A lively group discussion, an intimate tête-à-tête, an inner monologue — in your view, when it comes to a good conversation, what’s the ideal number of people?
We sat around the dinner table, and chatted companionably, my group of 8 knitters and readers, last Tuesday night. The group formed when we all taught at the same school. We were all readers and knitters, and decided that we enjoyed each others’ company enough to start getting together on a regular basis. Now, perhaps five years later, only two still teach at the school, the rest of us are retired.

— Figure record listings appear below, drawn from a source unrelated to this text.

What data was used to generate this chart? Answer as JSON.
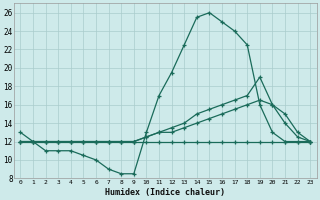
{
  "xlabel": "Humidex (Indice chaleur)",
  "bg_color": "#ceeaea",
  "grid_color": "#aacccc",
  "line_color": "#1a6b5a",
  "xlim": [
    -0.5,
    23.5
  ],
  "ylim": [
    8,
    27
  ],
  "xticks": [
    0,
    1,
    2,
    3,
    4,
    5,
    6,
    7,
    8,
    9,
    10,
    11,
    12,
    13,
    14,
    15,
    16,
    17,
    18,
    19,
    20,
    21,
    22,
    23
  ],
  "yticks": [
    8,
    10,
    12,
    14,
    16,
    18,
    20,
    22,
    24,
    26
  ],
  "series": [
    {
      "x": [
        0,
        1,
        2,
        3,
        4,
        5,
        6,
        7,
        8,
        9,
        10,
        11,
        12,
        13,
        14,
        15,
        16,
        17,
        18,
        19,
        20,
        21,
        22,
        23
      ],
      "y": [
        13,
        12,
        11,
        11,
        11,
        10.5,
        10,
        9,
        8.5,
        8.5,
        13,
        17,
        19.5,
        22.5,
        25.5,
        26,
        25,
        24,
        22.5,
        16,
        13,
        12,
        12,
        12
      ]
    },
    {
      "x": [
        0,
        1,
        2,
        3,
        4,
        5,
        6,
        7,
        8,
        9,
        10,
        11,
        12,
        13,
        14,
        15,
        16,
        17,
        18,
        19,
        20,
        21,
        22,
        23
      ],
      "y": [
        12,
        12,
        12,
        12,
        12,
        12,
        12,
        12,
        12,
        12,
        12,
        12,
        12,
        12,
        12,
        12,
        12,
        12,
        12,
        12,
        12,
        12,
        12,
        12
      ]
    },
    {
      "x": [
        0,
        1,
        2,
        3,
        4,
        5,
        6,
        7,
        8,
        9,
        10,
        11,
        12,
        13,
        14,
        15,
        16,
        17,
        18,
        19,
        20,
        21,
        22,
        23
      ],
      "y": [
        12,
        12,
        12,
        12,
        12,
        12,
        12,
        12,
        12,
        12,
        12.5,
        13,
        13.5,
        14,
        15,
        15.5,
        16,
        16.5,
        17,
        19,
        16,
        15,
        13,
        12
      ]
    },
    {
      "x": [
        0,
        1,
        2,
        3,
        4,
        5,
        6,
        7,
        8,
        9,
        10,
        11,
        12,
        13,
        14,
        15,
        16,
        17,
        18,
        19,
        20,
        21,
        22,
        23
      ],
      "y": [
        12,
        12,
        12,
        12,
        12,
        12,
        12,
        12,
        12,
        12,
        12.5,
        13,
        13,
        13.5,
        14,
        14.5,
        15,
        15.5,
        16,
        16.5,
        16,
        14,
        12.5,
        12
      ]
    }
  ]
}
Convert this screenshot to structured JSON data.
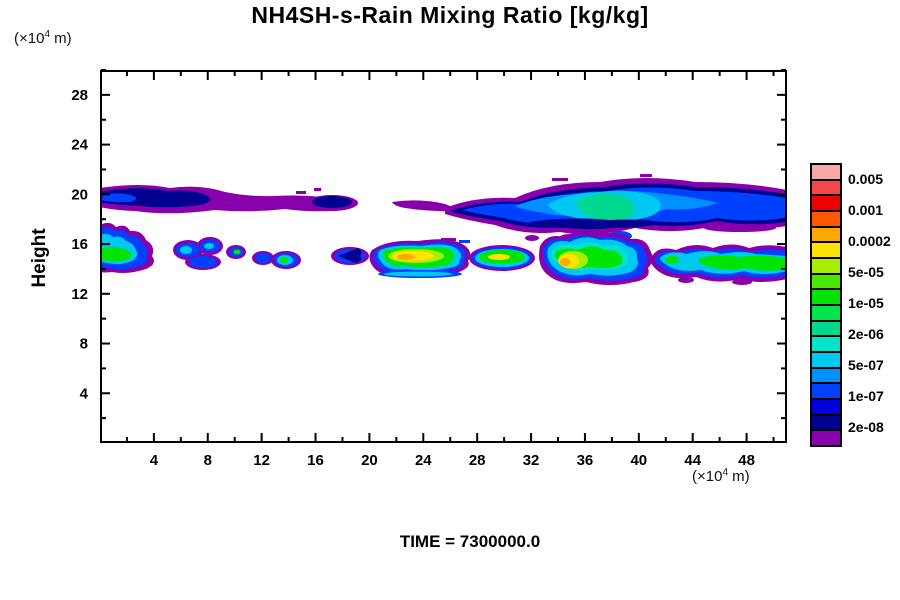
{
  "title": "NH4SH-s-Rain Mixing Ratio [kg/kg]",
  "time_label": "TIME = 7300000.0",
  "axes": {
    "y_label": "Height",
    "y_unit": {
      "prefix": "(×10",
      "sup": "4",
      "suffix": " m)"
    },
    "x_unit": {
      "prefix": "(×10",
      "sup": "4",
      "suffix": " m)"
    },
    "x_range": [
      0,
      51
    ],
    "y_range": [
      0,
      30
    ],
    "x_major_ticks": [
      4,
      8,
      12,
      16,
      20,
      24,
      28,
      32,
      36,
      40,
      44,
      48
    ],
    "y_major_ticks": [
      4,
      8,
      12,
      16,
      20,
      24,
      28
    ],
    "minor_step": 2
  },
  "colorbar": {
    "colors": [
      "#f7a8a8",
      "#f44848",
      "#ee0000",
      "#ff5800",
      "#ffa800",
      "#ffe400",
      "#a8ee00",
      "#48e800",
      "#00e400",
      "#00e44c",
      "#00d890",
      "#00e4c8",
      "#00c8f0",
      "#0090ff",
      "#0040ff",
      "#0000dc",
      "#000090",
      "#8800ac"
    ],
    "labels": [
      "0.005",
      "0.001",
      "0.0002",
      "5e-05",
      "1e-05",
      "2e-06",
      "5e-07",
      "1e-07",
      "2e-08"
    ]
  },
  "chart_data": {
    "type": "filled_contour",
    "title": "NH4SH-s-Rain Mixing Ratio [kg/kg]",
    "ylabel": "Height",
    "x_unit": "(×10^4 m)",
    "y_unit": "(×10^4 m)",
    "x_range": [
      0,
      51
    ],
    "y_range": [
      0,
      30
    ],
    "x_major_ticks": [
      4,
      8,
      12,
      16,
      20,
      24,
      28,
      32,
      36,
      40,
      44,
      48
    ],
    "y_major_ticks": [
      4,
      8,
      12,
      16,
      20,
      24,
      28
    ],
    "time": 7300000.0,
    "grid": false,
    "legend_position": "right",
    "contour_levels": [
      2e-08,
      5e-08,
      1e-07,
      2e-07,
      5e-07,
      1e-06,
      2e-06,
      5e-06,
      1e-05,
      2e-05,
      5e-05,
      0.0001,
      0.0002,
      0.0005,
      0.001,
      0.002,
      0.005
    ],
    "labeled_levels": [
      "0.005",
      "0.001",
      "0.0002",
      "5e-05",
      "1e-05",
      "2e-06",
      "5e-07",
      "1e-07",
      "2e-08"
    ],
    "features": [
      {
        "region": "upper-left cloud band",
        "x": [
          0,
          10.5
        ],
        "height": [
          18.3,
          20.6
        ],
        "peak_value": 1e-07,
        "dominant_colors": [
          "navy",
          "purple"
        ]
      },
      {
        "region": "thin purple streak",
        "x": [
          10.5,
          21
        ],
        "height": [
          18.8,
          19.6
        ],
        "peak_value": 2e-08,
        "dominant_colors": [
          "purple"
        ]
      },
      {
        "region": "large anvil cloud extending to right edge",
        "x": [
          25.5,
          51
        ],
        "height": [
          16.3,
          21.2
        ],
        "peak_value": 2e-06,
        "dominant_colors": [
          "blue",
          "cyan",
          "spring-green core near x=38-41"
        ]
      },
      {
        "region": "lower band blob at left edge",
        "x": [
          0,
          3.7
        ],
        "height": [
          13.2,
          16.2
        ],
        "peak_value": 1e-05
      },
      {
        "region": "lower band small blue blobs",
        "x": [
          5.5,
          11
        ],
        "height": [
          13.5,
          15.3
        ],
        "peak_value": 5e-07
      },
      {
        "region": "lower band blob with green core",
        "x": [
          11.5,
          15
        ],
        "height": [
          13.7,
          15.2
        ],
        "peak_value": 1e-05
      },
      {
        "region": "lower band navy blob",
        "x": [
          17.5,
          20
        ],
        "height": [
          13.8,
          15.2
        ],
        "peak_value": 1e-07
      },
      {
        "region": "lower band wide blob with yellow-orange core",
        "x": [
          20,
          27.3
        ],
        "height": [
          13.2,
          15.6
        ],
        "peak_value": 0.0002
      },
      {
        "region": "lower band green blob",
        "x": [
          27.5,
          32
        ],
        "height": [
          13.5,
          15.4
        ],
        "peak_value": 5e-05
      },
      {
        "region": "lower band convective core with orange spot",
        "x": [
          32.5,
          41
        ],
        "height": [
          12.7,
          15.9
        ],
        "peak_value": 0.0002
      },
      {
        "region": "lower band right cyan-green band to edge",
        "x": [
          41,
          51
        ],
        "height": [
          13.0,
          15.5
        ],
        "peak_value": 1e-05
      }
    ]
  }
}
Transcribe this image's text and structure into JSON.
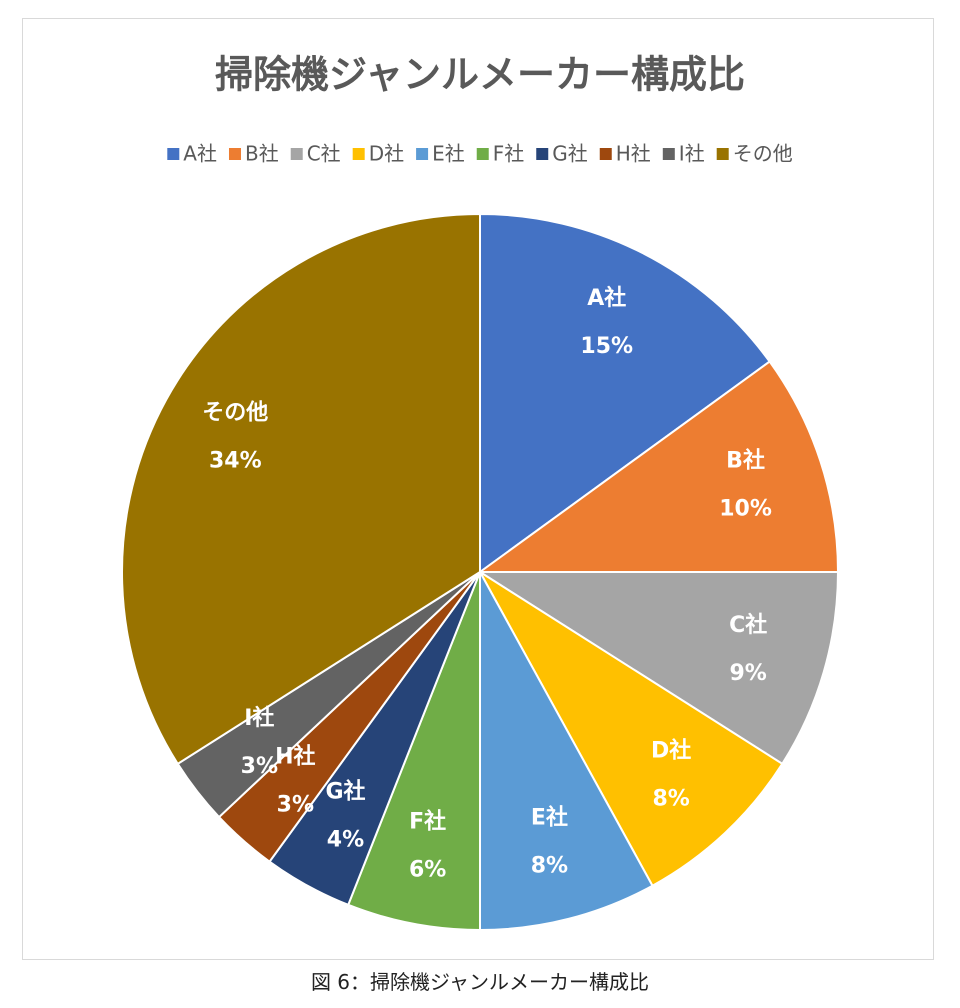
{
  "chart_data": {
    "type": "pie",
    "title": "掃除機ジャンルメーカー構成比",
    "categories": [
      "A社",
      "B社",
      "C社",
      "D社",
      "E社",
      "F社",
      "G社",
      "H社",
      "I社",
      "その他"
    ],
    "values": [
      15,
      10,
      9,
      8,
      8,
      6,
      4,
      3,
      3,
      34
    ],
    "value_labels": [
      "15%",
      "10%",
      "9%",
      "8%",
      "8%",
      "6%",
      "4%",
      "3%",
      "3%",
      "34%"
    ],
    "colors": [
      "#4472c4",
      "#ed7d31",
      "#a5a5a5",
      "#ffc000",
      "#5b9bd5",
      "#70ad47",
      "#264478",
      "#9e480e",
      "#636363",
      "#997300"
    ],
    "legend": "top"
  },
  "caption": "図 6：掃除機ジャンルメーカー構成比"
}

We have many things in common, and have great discussions.
There are people in the group who talk more, and others less, but there is no monopoly of the discussion, and everyone chimes in, which makes it a good group. We tend not to interrupt each other, nor talk over each other — those are conversation killers.
The ideal number of people for a discussion varies — as it does in the prompt. A tête-à-tête is a conversation between two people; an inner monologue seems to suggest one person. It’s not so much the number of people, but how they share on the topics, respect others’ opinions, and let the speaker have his/her say without constant interruptions. I hate it when people talk over me while I’m still making a point, or when someone stops me in mid-sentence to assert their point of view or refute mine.
In school we try to teach kids to take turns when speaking and not to interrupt others when they “have the floor”, and if we apply those rules to group discourse they turn out to be fairer. It’s pointless to talk about something with other people if everyone’s voice isn’t heard and opinions or information shared. It ruins an opportunity to learn something or appreciate other points of view. In some group discussions in school, I’ve (and other teachers) used an object to pass around so that only the person holding the object could speak. If we treated all dialogue that way, it would be better.
Our group is composed of teachers. Do we follow the rules we teach better because of that? Perhaps. What if it were a group of lawyers whose goal is to win? Or salespeople adept at persuasion? Or doctors used to being authority figures? Would the outcome be the same?